Additionally, there needs to be enough water, one gallon per person per day, in the event water supply becomes unavailable, especially in rural areas.

“Most of the time, water contamination happens because there’s failure to water treatment plants or in a rural area when wells in the yard get flooded out,” Tuno said. “You have a possibility of your well being contaminated by the septic tank.”

He advises residents to boil water and be aware of water advisories. If residents are forced to boil water, be sure to do it for 10 minutes.

Fresh batteries, portable radios and flashlights should also be available.

“You should also have extra batteries on hand for any items other than flashlights or radio if the kids have something that needs to be charged,” Tuno said.

According to Tuno, various stores sell items to keep phones and other electronics charged through a hand crank.
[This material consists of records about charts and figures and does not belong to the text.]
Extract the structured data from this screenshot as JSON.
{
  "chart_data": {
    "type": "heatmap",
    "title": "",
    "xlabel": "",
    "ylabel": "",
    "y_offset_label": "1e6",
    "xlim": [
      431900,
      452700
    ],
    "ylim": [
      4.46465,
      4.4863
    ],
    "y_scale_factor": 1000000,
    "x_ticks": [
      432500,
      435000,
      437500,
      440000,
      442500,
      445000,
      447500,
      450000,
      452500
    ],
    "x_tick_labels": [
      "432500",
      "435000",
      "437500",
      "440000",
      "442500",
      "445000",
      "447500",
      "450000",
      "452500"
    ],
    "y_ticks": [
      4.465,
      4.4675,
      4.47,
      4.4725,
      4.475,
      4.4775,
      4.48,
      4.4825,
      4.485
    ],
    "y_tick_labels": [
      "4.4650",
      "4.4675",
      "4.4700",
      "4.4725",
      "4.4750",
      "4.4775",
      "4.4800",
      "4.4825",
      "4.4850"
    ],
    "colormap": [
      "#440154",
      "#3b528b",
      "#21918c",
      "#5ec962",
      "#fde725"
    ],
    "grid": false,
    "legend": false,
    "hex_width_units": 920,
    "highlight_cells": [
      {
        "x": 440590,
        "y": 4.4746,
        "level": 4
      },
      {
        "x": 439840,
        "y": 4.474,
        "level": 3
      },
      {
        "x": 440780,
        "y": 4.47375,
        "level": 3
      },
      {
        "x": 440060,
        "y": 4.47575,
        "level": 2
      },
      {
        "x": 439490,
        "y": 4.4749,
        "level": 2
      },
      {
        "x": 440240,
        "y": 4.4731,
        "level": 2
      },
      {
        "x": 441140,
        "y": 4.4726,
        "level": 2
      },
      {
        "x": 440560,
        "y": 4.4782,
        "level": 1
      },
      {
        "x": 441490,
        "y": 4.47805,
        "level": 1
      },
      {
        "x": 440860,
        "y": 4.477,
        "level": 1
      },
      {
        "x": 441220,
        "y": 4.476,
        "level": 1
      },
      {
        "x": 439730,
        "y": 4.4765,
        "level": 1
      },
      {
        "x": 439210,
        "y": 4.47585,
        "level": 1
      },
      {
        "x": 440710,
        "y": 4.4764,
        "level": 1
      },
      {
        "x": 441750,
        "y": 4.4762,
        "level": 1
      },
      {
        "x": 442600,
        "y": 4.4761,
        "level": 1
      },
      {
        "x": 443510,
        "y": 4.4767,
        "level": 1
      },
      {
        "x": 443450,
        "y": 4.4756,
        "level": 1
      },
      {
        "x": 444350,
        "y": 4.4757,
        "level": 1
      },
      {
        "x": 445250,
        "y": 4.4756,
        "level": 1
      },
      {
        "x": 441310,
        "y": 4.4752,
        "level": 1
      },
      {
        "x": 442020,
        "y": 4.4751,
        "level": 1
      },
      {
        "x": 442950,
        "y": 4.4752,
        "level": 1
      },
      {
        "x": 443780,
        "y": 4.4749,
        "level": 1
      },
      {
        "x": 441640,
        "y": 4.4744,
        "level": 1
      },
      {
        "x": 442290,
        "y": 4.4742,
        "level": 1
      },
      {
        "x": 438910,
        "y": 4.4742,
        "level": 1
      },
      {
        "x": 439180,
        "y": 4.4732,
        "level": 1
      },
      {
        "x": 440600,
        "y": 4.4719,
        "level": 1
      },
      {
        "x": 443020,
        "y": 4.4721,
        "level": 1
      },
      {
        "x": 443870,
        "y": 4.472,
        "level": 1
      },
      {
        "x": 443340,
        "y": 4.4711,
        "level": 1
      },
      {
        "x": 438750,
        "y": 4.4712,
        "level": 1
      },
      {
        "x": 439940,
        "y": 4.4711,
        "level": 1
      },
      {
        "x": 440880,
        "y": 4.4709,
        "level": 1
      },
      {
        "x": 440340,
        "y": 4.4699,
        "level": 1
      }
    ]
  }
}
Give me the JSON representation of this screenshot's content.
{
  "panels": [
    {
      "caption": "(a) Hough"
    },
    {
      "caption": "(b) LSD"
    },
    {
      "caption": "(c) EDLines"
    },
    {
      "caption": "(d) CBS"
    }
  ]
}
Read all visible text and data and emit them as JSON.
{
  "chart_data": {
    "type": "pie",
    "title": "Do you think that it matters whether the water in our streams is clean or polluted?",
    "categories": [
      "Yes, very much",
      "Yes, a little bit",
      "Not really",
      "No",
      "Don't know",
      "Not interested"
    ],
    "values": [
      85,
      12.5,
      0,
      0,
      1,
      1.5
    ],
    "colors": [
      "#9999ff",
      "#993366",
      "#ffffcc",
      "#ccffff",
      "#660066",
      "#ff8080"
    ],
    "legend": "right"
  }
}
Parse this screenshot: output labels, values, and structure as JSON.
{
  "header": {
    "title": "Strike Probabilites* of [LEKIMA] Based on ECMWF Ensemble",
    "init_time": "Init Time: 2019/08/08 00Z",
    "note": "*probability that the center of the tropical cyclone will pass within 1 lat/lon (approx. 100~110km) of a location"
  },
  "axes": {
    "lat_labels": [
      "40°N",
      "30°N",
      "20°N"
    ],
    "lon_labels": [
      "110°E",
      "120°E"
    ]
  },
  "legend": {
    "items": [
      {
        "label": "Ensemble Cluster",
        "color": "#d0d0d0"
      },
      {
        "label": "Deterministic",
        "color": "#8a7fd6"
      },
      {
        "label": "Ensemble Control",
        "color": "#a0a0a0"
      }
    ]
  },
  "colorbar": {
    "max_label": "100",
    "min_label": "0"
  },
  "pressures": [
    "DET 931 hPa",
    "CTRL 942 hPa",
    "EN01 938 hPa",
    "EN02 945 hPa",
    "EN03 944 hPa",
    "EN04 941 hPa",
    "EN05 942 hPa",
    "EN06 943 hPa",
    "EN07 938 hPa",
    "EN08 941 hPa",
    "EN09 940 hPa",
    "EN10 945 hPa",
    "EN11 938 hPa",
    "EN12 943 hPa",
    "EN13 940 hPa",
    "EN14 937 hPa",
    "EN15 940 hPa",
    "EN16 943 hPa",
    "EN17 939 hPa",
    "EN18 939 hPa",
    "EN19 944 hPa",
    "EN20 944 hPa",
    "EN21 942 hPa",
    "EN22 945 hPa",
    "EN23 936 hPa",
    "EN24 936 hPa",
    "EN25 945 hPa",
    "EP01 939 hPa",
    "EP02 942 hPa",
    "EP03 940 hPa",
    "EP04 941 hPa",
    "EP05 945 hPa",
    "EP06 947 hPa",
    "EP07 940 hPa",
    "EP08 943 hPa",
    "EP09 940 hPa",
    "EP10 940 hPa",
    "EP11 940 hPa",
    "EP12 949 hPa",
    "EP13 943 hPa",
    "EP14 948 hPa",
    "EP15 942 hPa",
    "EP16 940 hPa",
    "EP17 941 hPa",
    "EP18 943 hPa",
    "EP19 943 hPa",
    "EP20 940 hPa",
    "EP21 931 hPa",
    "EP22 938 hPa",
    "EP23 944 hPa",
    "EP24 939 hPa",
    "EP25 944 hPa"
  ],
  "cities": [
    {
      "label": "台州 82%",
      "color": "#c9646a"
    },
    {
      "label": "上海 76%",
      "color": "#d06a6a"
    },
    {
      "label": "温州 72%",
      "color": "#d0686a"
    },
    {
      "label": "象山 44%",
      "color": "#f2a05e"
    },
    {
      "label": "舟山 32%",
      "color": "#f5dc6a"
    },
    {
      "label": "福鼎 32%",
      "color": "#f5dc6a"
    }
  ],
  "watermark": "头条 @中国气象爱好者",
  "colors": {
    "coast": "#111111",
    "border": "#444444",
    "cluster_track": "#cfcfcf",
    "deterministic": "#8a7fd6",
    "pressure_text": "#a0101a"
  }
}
“Keep extra medications on hand or get some immediately through a doctor or pharmacist if you have the ability to,” Tuno said.

Shelter preparation

Burlington County shelters hosted approximately 400 people from Ocean County, most of whom came without dry clothes, towels or toiletries due to flooding and the emergency situation.

“Most shelters don’t come equipped with towels or clothes for people,” Tuno said. “Luckily we were able to get towels and warm clothes for the people that came. We got some towels from correctional facilities and hospitals the next day.”

Tuno notes it’s hard to be sure if there are going to be cots or blankets and pillows at the shelter.

“We suggests blankets, pillows, medications, personal hygiene and a change of clothes,” Tuno said. “Parents should bring things that will keep you entertained such as books or a deck of cards, especially if you bring children.”

Additionally, come with snacks and a few bottles of water in case food and water haven’t arrived yet.

Elderly, pets

Don’t forget about the elderly and your pets.

“If the storm is touted to be severe for this area, family members, if you have elderly, should convince them to stay with you until the storm is over,” Tuno said. “They should bring whatever they need medicine wise to be self sufficient for a number of days.”

Pets need a plan as well. Be sure to have a supply of food and medication on hand.

“If you have a pet and have to go to a shelter, make sure it’s pet friendly,” Tuno said. “When we establish shelters here in Burlington County, we have certain shelters as pet friendly shelters. You may not be able to be with them overnight, but we allow them.”

According to Tuno, animals cannot sleep or stay in the main area due to allergies or pets not getting along.